Tentamos, tão-somente, despertar o jornalista para essa nova relação, abrindo caminho para que sua prática de escrita não seja cercada de ingenuidade e para que deixe de pensar o seu texto como algo que ele, definitivamente, não é. É essa tentativa de favorecer o estabelecimento de uma nova relação do jornalista com a linguagem – o que implica, para nós, em favorecer uma nova relação do jornalista com o Manual da redação, com o editor, com os entrevistados, com o seu texto, com as instituições sobre as quais escreve diariamente – que justifica, principalmente, a realização deste estudo.

Uma tal relação do jornalista com a linguagem poderia ser estabelecida pelo jornalista ao ser levado a pensar:

– no verbo “dizer” na notícia como não-neutro e na ilusão de ele considerar uma palavra ou um texto como objetivos.

– no discurso direto e discurso indireto como construções analíticas que são de sua responsabilidade.

– na existência do comentário como forma de citação (forma de “redizer”, implicitamente, o que é dito pela fonte da informação).

– na articulação entre essas formas de citação do discurso de outrem.

– na não-objetividade do processo de citar as palavras dos outros para autenticar as suas próprias palavras.

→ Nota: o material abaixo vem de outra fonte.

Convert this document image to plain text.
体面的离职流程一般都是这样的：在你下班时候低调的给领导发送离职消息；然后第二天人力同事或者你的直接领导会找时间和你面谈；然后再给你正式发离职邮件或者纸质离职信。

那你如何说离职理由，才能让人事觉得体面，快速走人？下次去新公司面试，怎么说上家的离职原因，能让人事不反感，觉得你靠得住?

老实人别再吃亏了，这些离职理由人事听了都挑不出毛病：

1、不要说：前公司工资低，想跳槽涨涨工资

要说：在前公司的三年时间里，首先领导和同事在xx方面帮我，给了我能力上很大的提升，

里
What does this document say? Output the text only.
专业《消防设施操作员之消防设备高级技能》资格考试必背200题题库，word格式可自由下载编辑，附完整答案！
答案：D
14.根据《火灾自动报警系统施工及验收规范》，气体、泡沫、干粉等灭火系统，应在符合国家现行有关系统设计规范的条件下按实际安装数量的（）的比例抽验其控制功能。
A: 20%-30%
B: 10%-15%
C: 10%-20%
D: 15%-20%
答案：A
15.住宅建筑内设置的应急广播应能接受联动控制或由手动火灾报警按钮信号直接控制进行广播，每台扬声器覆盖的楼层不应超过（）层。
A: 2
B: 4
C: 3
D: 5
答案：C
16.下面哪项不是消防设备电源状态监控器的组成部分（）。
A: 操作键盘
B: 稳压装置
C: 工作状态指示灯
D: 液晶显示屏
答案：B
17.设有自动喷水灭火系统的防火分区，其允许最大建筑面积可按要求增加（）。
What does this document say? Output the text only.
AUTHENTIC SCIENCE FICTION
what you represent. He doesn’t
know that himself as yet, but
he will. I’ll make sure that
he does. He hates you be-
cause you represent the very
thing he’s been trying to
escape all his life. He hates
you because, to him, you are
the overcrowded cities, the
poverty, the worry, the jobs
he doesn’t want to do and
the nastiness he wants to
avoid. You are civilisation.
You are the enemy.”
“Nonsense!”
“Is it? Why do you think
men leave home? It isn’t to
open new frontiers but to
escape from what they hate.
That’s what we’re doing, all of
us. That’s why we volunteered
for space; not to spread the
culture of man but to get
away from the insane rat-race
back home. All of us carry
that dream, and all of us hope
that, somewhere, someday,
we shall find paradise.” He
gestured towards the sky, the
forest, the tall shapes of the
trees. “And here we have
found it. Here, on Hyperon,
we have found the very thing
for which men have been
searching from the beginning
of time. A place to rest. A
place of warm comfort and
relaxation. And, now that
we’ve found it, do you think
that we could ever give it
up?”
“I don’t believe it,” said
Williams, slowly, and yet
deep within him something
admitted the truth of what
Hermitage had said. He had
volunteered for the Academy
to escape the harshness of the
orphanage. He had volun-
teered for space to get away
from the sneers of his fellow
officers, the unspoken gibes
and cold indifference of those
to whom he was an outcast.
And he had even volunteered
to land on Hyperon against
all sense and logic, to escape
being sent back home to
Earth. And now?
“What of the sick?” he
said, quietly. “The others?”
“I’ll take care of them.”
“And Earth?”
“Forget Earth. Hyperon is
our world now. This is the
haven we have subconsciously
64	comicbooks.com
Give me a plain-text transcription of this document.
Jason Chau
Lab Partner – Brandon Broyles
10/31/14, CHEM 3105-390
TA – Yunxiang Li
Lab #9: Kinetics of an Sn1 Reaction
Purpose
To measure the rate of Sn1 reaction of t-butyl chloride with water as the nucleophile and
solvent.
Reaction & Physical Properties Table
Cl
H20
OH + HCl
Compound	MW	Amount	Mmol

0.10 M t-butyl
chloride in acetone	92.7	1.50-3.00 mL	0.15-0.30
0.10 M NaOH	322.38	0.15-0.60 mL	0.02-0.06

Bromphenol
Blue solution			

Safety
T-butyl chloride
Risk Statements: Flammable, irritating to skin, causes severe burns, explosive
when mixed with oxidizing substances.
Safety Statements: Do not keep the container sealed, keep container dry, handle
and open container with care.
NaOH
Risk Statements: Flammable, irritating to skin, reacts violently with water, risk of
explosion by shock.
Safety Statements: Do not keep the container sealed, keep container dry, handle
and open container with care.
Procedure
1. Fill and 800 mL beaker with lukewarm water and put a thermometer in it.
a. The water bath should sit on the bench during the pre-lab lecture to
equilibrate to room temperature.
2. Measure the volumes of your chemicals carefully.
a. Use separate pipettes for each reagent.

– nas diferentes relações estabelecidas com o leitor, o Manual da redação, a fonte do dizer, a informação obtida da fonte e o editor conforme a editoria na qual escreve.

– na ilusão de ser o centro do dizer, de ser origem do sentido e controlador da objetividade do seu texto.

Além do jornalista, acreditamos que este trabalho interesse também aos estudiosos da linguagem, uma vez que discute o funcionamento do discurso citado no discurso do eu. A um leitor que não seja nem da área de Lingüística nem de Comunicação Social, talvez este trabalho venha a servir para que, em sua leitura diária, reconheça o processo de citação na notícia como um recurso para expressar opinião – ainda que nesse processo o jornalista utilize majoritariamente o verbo “dizer” – e não para fornecer uma mera informação. Esse reconhecimento é importante principalmente se levarmos em conta que as falas de um entrevistado divulgadas no jornal contribuem para a formação de uma imagem social sobre o entrevistado, a partir da qual ao projetar, contra ela, a sua própria, o leitor estabelecerá uma relação com ele e consigo próprio. Atentar para o fato de essas falas serem construídas e não simplesmente reproduzidas pelo jornalista, em nome do jornal, é também um modo de ler a notícia distanciada e criticamente.